The high-energy neutrinos, with energies millions to billions of times higher than those produced by the fusion reactions that power stars, were detected by the IceCube Neutrino Observatory, a gigaton detector operating at the Amundsen-Scott South Pole Station. . . .
[U]nlike the case for light of any wavelength, in neutrinos, the universe outshines the nearby sources in our own galaxy. . . . Interactions between cosmic rays—high-energy protons and heavier nuclei, also produced in our galaxy–and galactic gas and dust inevitably produce both gamma rays and neutrinos.
Given the observation of gamma rays from the galactic plane, the Milky Way was expected to be a source of high-energy neutrinos. “A neutrino counterpart has now been measured, thus confirming what we know about our galaxy and cosmic ray sources. . .

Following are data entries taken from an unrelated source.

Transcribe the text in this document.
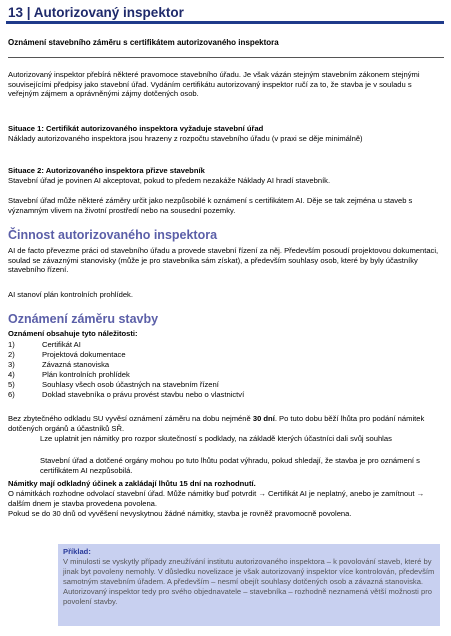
13 | Autorizovaný inspektor
Oznámení stavebního záměru s certifikátem autorizovaného inspektora
Autorizovaný inspektor přebírá některé pravomoce stavebního úřadu. Je však vázán stejným stavebním zákonem stejnými souvisejícími předpisy jako stavební úřad. Vydáním certifikátu autorizovaný inspektor ručí za to, že stavba je v souladu s veřejným zájmem a oprávněnými zájmy dotčených osob.
Situace 1: Certifikát autorizovaného inspektora vyžaduje stavební úřad
Náklady autorizovaného inspektora jsou hrazeny z rozpočtu stavebního úřadu (v praxi se děje minimálně)
Situace 2: Autorizovaného inspektora přizve stavebník
Stavební úřad je povinen AI akceptovat, pokud to předem nezakáže Náklady AI hradí stavebník.
Stavební úřad může některé záměry určit jako nezpůsobilé k oznámení s certifikátem AI. Děje se tak zejména u staveb s významným vlivem na životní prostředí nebo na sousední pozemky.
Činnost autorizovaného inspektora
AI de facto převezme práci od stavebního úřadu a provede stavební řízení za něj. Především posoudí projektovou dokumentaci, soulad se závaznými stanovisky (může je pro stavebníka sám získat), a především souhlasy osob, které by byly účastníky stavebního řízení.
AI stanoví plán kontrolních prohlídek.
Oznámení záměru stavby
Oznámení obsahuje tyto náležitosti:
1)	Certifikát AI
2)	Projektová dokumentace
3)	Závazná stanoviska
4)	Plán kontrolních prohlídek
5)	Souhlasy všech osob účastných na stavebním řízení
6)	Doklad stavebníka o právu provést stavbu nebo o vlastnictví
Bez zbytečného odkladu SU vyvěsí oznámení záměru na dobu nejméně 30 dní. Po tuto dobu běží lhůta pro podání námitek dotčených orgánů a účastníků SŘ.
Lze uplatnit jen námitky pro rozpor skutečností s podklady, na základě kterých účastníci dali svůj souhlas
Stavební úřad a dotčené orgány mohou po tuto lhůtu podat výhradu, pokud shledají, že stavba je pro oznámení s certifikátem AI nezpůsobilá.
Námitky mají odkladný účinek a zakládají lhůtu 15 dní na rozhodnutí.
O námitkách rozhodne odvolací stavební úřad. Může námitky buď potvrdit → Certifikát AI je neplatný, anebo je zamítnout → dalším dnem je stavba provedena povolena.
Pokud se do 30 dnů od vyvěšení nevyskytnou žádné námitky, stavba je rovněž pravomocně povolena.
Příklad:
V minulosti se vyskytly případy zneužívání institutu autorizovaného inspektora – k povolování staveb, které by jinak byt povoleny nemohly. V důsledku novelizace je však autorizovaný inspektor více kontrolován, především samotným stavebním úřadem. A především – nesmí obejít souhlasy dotčených osob a závazná stanoviska. Autorizovaný inspektor tedy pro svého objednavatele – stavebníka – rozhodně neznamená větší možnosti pro povolení stavby.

“The improved methods allowed us to retain over an order of magnitude more neutrino events with better angular reconstruction, resulting in an analysis that is three times more sensitive than the previous search,” . . . . The dataset used in the study included 60,000 neutrinos spanning 10 years of IceCube data, 30 times as many events as the selection used in a previous analysis of the galactic plane using cascade events. These neutrinos were compared to previously published prediction maps of locations in the sky where the galaxy was expected to shine in neutrinos.